Dino Miniscalchi, Rsu Fiom alla Fiat di Melfi, ha 37 anni, 12 dei quali già passati in fabbrica. «Stare su una catena di montaggio – spiega – non è come stare dietro a una scrivania. In particolare a Melfi abbiamo una metrica del lavoro, il famigerato Tmc2, ormai sempre più diffuso nelle fabbriche metalmeccaniche, che ci obbliga a ritmi del 20% superiori al passato. In questi giorni stiamo facendo degli scioperi appunto per ridurre i carichi di lavoro, perché non ce la facciamo più adesso che abbiamo meno di 40 anni. A Melfi, a distanza di 13 anni dall’apertura della fabbrica, su 5mila operai ce ne sono mille con limitazioni fisiche causate dalle condizioni di lavoro. E’ impossibile pensare che un operaio possa andare avanti così fino a 60 anni».

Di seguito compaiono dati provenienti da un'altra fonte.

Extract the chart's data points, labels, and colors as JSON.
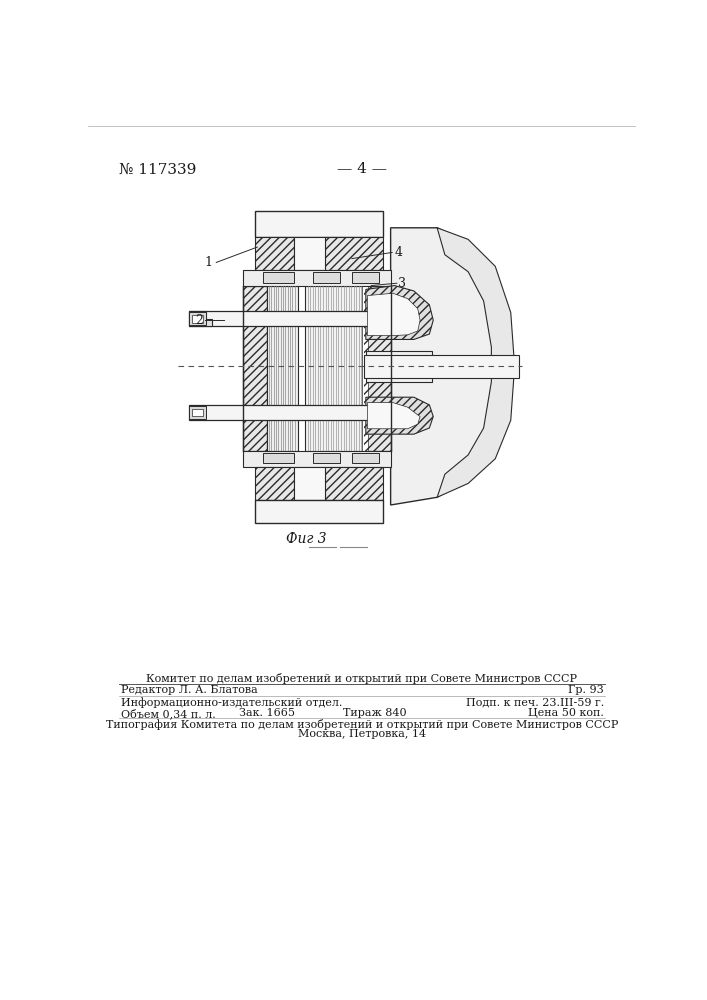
{
  "bg_color": "#ffffff",
  "header_left": "№ 117339",
  "header_center": "— 4 —",
  "fig_caption": "Фиг 3",
  "footer_line1": "Комитет по делам изобретений и открытий при Совете Министров СССР",
  "footer_line2_left": "Редактор Л. А. Блатова",
  "footer_line2_right": "Гр. 93",
  "footer_line3_left": "Информационно-издательский отдел.",
  "footer_line3_right": "Подп. к печ. 23.III-59 г.",
  "footer_line4_left": "Объем 0,34 п. л.",
  "footer_line4_mid1": "Зак. 1665",
  "footer_line4_mid2": "Тираж 840",
  "footer_line4_right": "Цена 50 коп.",
  "footer_line5": "Типография Комитета по делам изобретений и открытий при Совете Министров СССР",
  "footer_line6": "Москва, Петровка, 14",
  "text_color": "#1a1a1a",
  "line_color": "#333333",
  "label1": "1",
  "label2": "2",
  "label3": "3",
  "label4": "4"
}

Angelo Ciccone, segretario generale Orsa della manutenzione rotabili, lavora alla stazione centrale di Napoli: «Proprio ieri – premette – ho avuto una animata discussione con i miei compagni su questo argomento. Io penso che nel momento in cui questo governo non dovesse intervenire per impedire l’innalzamento dell’età pensionabile, la permanenza di Rifondazione nell’esecutivo non abbia più senso. Il fatto che si parli di un sistema di pensionamento su base volontaria ma che poi andrebbe a penalizzare fortemente chi va in pensione prima non è accettabile nel modo più assoluto, visto che già con la Dini gli importi degli assegni sono stati ridotti. Non è possibile che in passato le Fs abbiano mandato in pensione persone con 45 anni di età, concedendo abbuoni previdenziali, e oggi per andare in pensione si debbano aspettare 60 anni e forse più».

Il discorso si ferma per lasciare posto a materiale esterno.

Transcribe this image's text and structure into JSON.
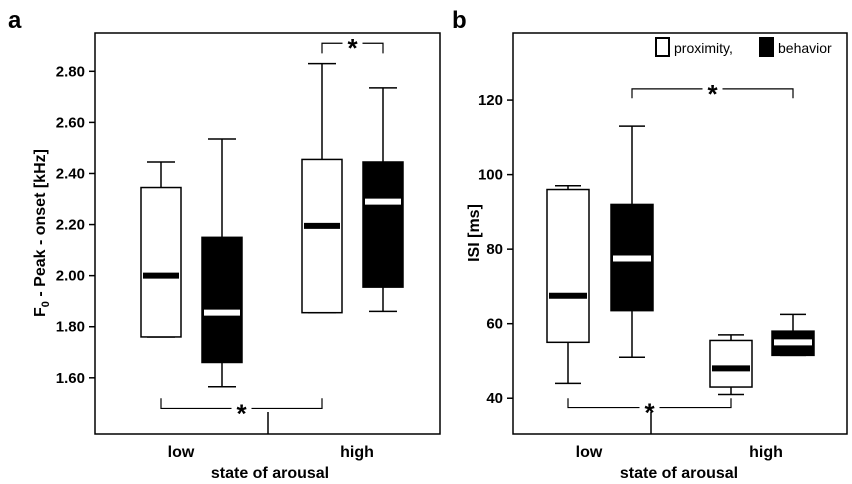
{
  "chart_data": [
    {
      "panel": "a",
      "type": "box",
      "ylabel_main": "F",
      "ylabel_sub": "0",
      "ylabel_rest": " - Peak - onset [kHz]",
      "xlabel": "state of arousal",
      "ylim": [
        1.38,
        2.95
      ],
      "yticks": [
        "1.60",
        "1.80",
        "2.00",
        "2.20",
        "2.40",
        "2.60",
        "2.80"
      ],
      "categories": [
        "low",
        "high"
      ],
      "series": [
        {
          "name": "proximity",
          "fill": "#ffffff",
          "median_color": "#000000",
          "boxes": [
            {
              "category": "low",
              "min": 1.76,
              "q1": 1.76,
              "median": 2.0,
              "q3": 2.345,
              "max": 2.445
            },
            {
              "category": "high",
              "min": 1.855,
              "q1": 1.855,
              "median": 2.195,
              "q3": 2.455,
              "max": 2.83
            }
          ]
        },
        {
          "name": "behavior",
          "fill": "#000000",
          "median_color": "#ffffff",
          "boxes": [
            {
              "category": "low",
              "min": 1.565,
              "q1": 1.66,
              "median": 1.855,
              "q3": 2.15,
              "max": 2.535
            },
            {
              "category": "high",
              "min": 1.86,
              "q1": 1.955,
              "median": 2.29,
              "q3": 2.445,
              "max": 2.735
            }
          ]
        }
      ],
      "significance": [
        {
          "label": "*",
          "from_box": 2,
          "to_box": 3,
          "at": 2.91,
          "tip": 2.87
        },
        {
          "label": "*",
          "from_box": 0,
          "to_box": 2,
          "at": 1.48,
          "tip": 1.52
        }
      ]
    },
    {
      "panel": "b",
      "type": "box",
      "ylabel": "ISI [ms]",
      "xlabel": "state of arousal",
      "ylim": [
        30.4,
        138
      ],
      "yticks": [
        "40",
        "60",
        "80",
        "100",
        "120"
      ],
      "categories": [
        "low",
        "high"
      ],
      "legend": {
        "position": "top-right",
        "items": [
          {
            "label": "proximity,",
            "fill": "#ffffff"
          },
          {
            "label": "behavior",
            "fill": "#000000"
          }
        ]
      },
      "series": [
        {
          "name": "proximity",
          "fill": "#ffffff",
          "median_color": "#000000",
          "boxes": [
            {
              "category": "low",
              "min": 44,
              "q1": 55,
              "median": 67.5,
              "q3": 96,
              "max": 97
            },
            {
              "category": "high",
              "min": 41,
              "q1": 43,
              "median": 48,
              "q3": 55.5,
              "max": 57
            }
          ]
        },
        {
          "name": "behavior",
          "fill": "#000000",
          "median_color": "#ffffff",
          "boxes": [
            {
              "category": "low",
              "min": 51,
              "q1": 63.5,
              "median": 77.5,
              "q3": 92,
              "max": 113
            },
            {
              "category": "high",
              "min": 51.5,
              "q1": 51.5,
              "median": 55,
              "q3": 58,
              "max": 62.5
            }
          ]
        }
      ],
      "significance": [
        {
          "label": "*",
          "from_box": 1,
          "to_box": 3,
          "at": 123,
          "tip": 120.5
        },
        {
          "label": "*",
          "from_box": 0,
          "to_box": 2,
          "at": 37.5,
          "tip": 40
        }
      ]
    }
  ]
}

Pietro Mirabelli, minatore dentro la più lunga galleria d’Italia, nella tratta della Tav tra Bologna e Firenze: «Per 32 anni ho lavorato in tutte le gallerie d’Italia. In un certo senso sono figlio d’arte perché ho continuato il lavoro che faceva mio padre. Innalzare l’età pensionabile? Sfido chiunque – economisti, deputati – a fare 35 anni in galleria. Non vogliono nemmeno riconoscerci la condizione di lavoro usurante, malgrado tutte le polveri, le sostanze nocive che respiriamo. Ho visto tanti miei colleghi, anche giovani, perdere la vita a causa di incidenti. Passiamo gran parte della nostra vita lontano dalle nostre famiglie. Io ho 50 anni, se potessi andare in pensione domani ci andrei subito».
Stefano Di Vetta, docente di diritto e economia in un istituto tecnico commerciale di Roma: «Con 20 anni di servizio e 45 di età sono tra quelli che sicuramente andrà in pensione dopo i 60 anni, se non verrà cambiata la legge attua. Il fatto in sé non mi crea nessun problema. Vorrei però essere io a poter scegliere senza avere una pistola puntata alla tempia. Personalmente sono contrario a qualsiasi tipo di incentivo e anche di disincentivo. Certamente bisogna tener conto del tipo di lavoro che uno fa. Ci sono infatti mestieri che sono molto più pesanti e pericolosi per la salute di altri».